2年目以降の住宅ローン控除については、会社の年末調整で申告できます。年末調整での必要書類を添えて、会社に申告するようにしましょう。必要書類は次の通りです。

  • ・「給与所得者の(特定増改築等)住宅借入金等特別控除申告書」兼「年末調整のための(特定増改築等)住宅借入金等特別控除証明書」
  • ・住宅ローン残高を証明する「残高証明書」
 

特別控除証明書は税務署から送付される書類です。控除適用期間分(12年分)の書類が1度で送られてくるので、翌年以降の年末調整でも必要になります。控除期間中は無くさないように大切に保管するようにしましょう。

年末調整での申告の場合は、会社にもよりますが12月もしくは1月の給与に反映されます。

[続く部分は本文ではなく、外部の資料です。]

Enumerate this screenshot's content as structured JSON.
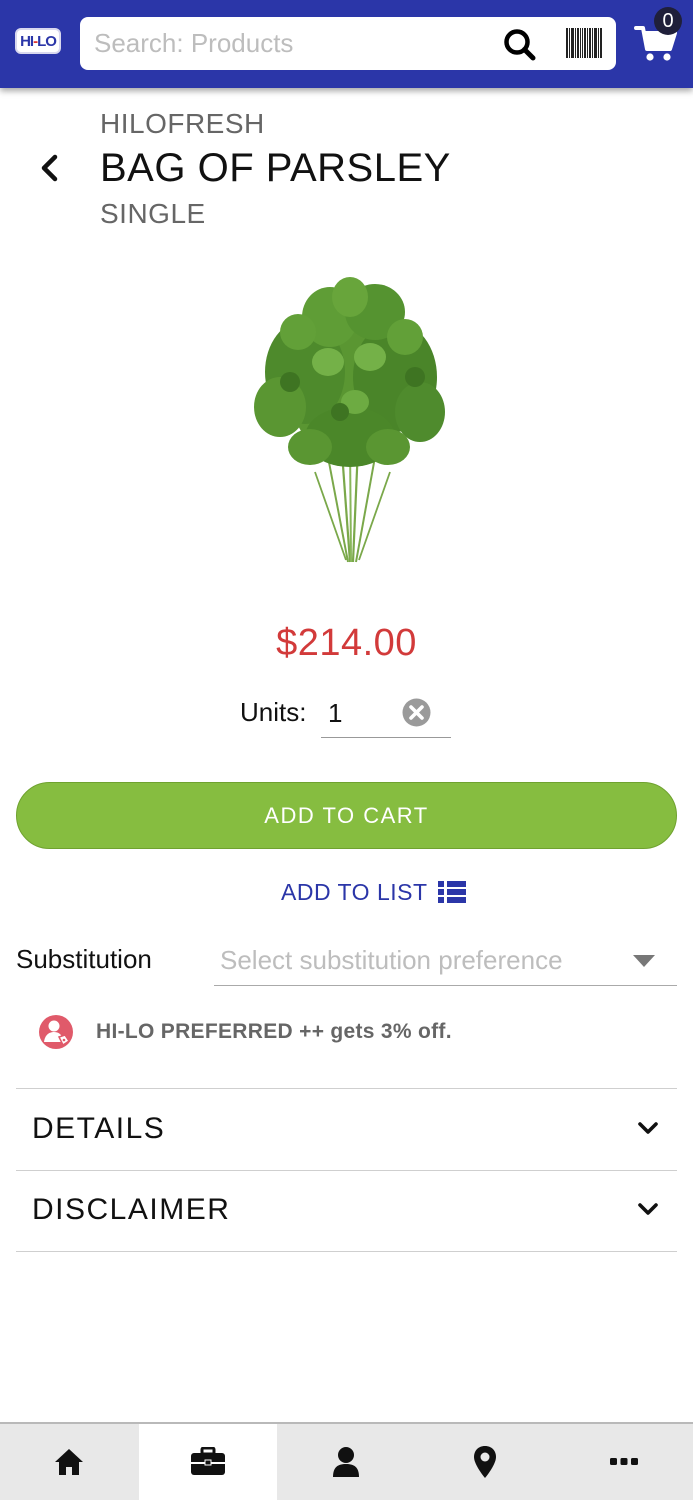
{
  "header": {
    "logo_text_left": "HI",
    "logo_text_mid": "-",
    "logo_text_right": "LO",
    "search_placeholder": "Search: Products",
    "cart_count": "0",
    "icons": [
      "logo",
      "search-icon",
      "barcode-icon",
      "cart-icon"
    ],
    "bar_color": "#2b36a8"
  },
  "product": {
    "brand": "HILOFRESH",
    "name": "BAG OF PARSLEY",
    "size": "SINGLE",
    "price": "$214.00",
    "price_color": "#d23a3a",
    "image_icon": "parsley-bunch"
  },
  "units": {
    "label": "Units:",
    "value": "1"
  },
  "actions": {
    "add_to_cart": "ADD TO CART",
    "add_to_cart_color": "#86bd40",
    "add_to_list": "ADD TO LIST"
  },
  "substitution": {
    "label": "Substitution",
    "placeholder": "Select substitution preference"
  },
  "promo": {
    "text": "HI-LO PREFERRED ++ gets 3% off.",
    "icon": "user-tag-icon",
    "icon_color": "#e05a6a"
  },
  "sections": [
    {
      "label": "DETAILS"
    },
    {
      "label": "DISCLAIMER"
    }
  ],
  "bottom_nav": {
    "items": [
      "home-icon",
      "briefcase-icon",
      "user-icon",
      "location-pin-icon",
      "more-icon"
    ],
    "active_index": 1
  }
}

また、自営業など確定申告で申告する人は、2年目以降でも確定申告での申告となるので、忘れずに準備を進めておくようにしましょう。

まとめ

住宅ローン控除の計算方法や還付についてお伝えしました。住宅ローン控除を活用することで、所得税の還付が期待できます。ただし、適用できる条件や上限などが定められており、自身の所得税額によっては控除しきれない場合もあるので事前計算してみることをおすすめします。

住宅ローン控除適用期間が終了すると還付が受けられなくなり、住宅ローンの負担が大きく感じてしまう人もいるでしょう。
そのような場合は、不動産の売却を視野に入れるのも一つのです。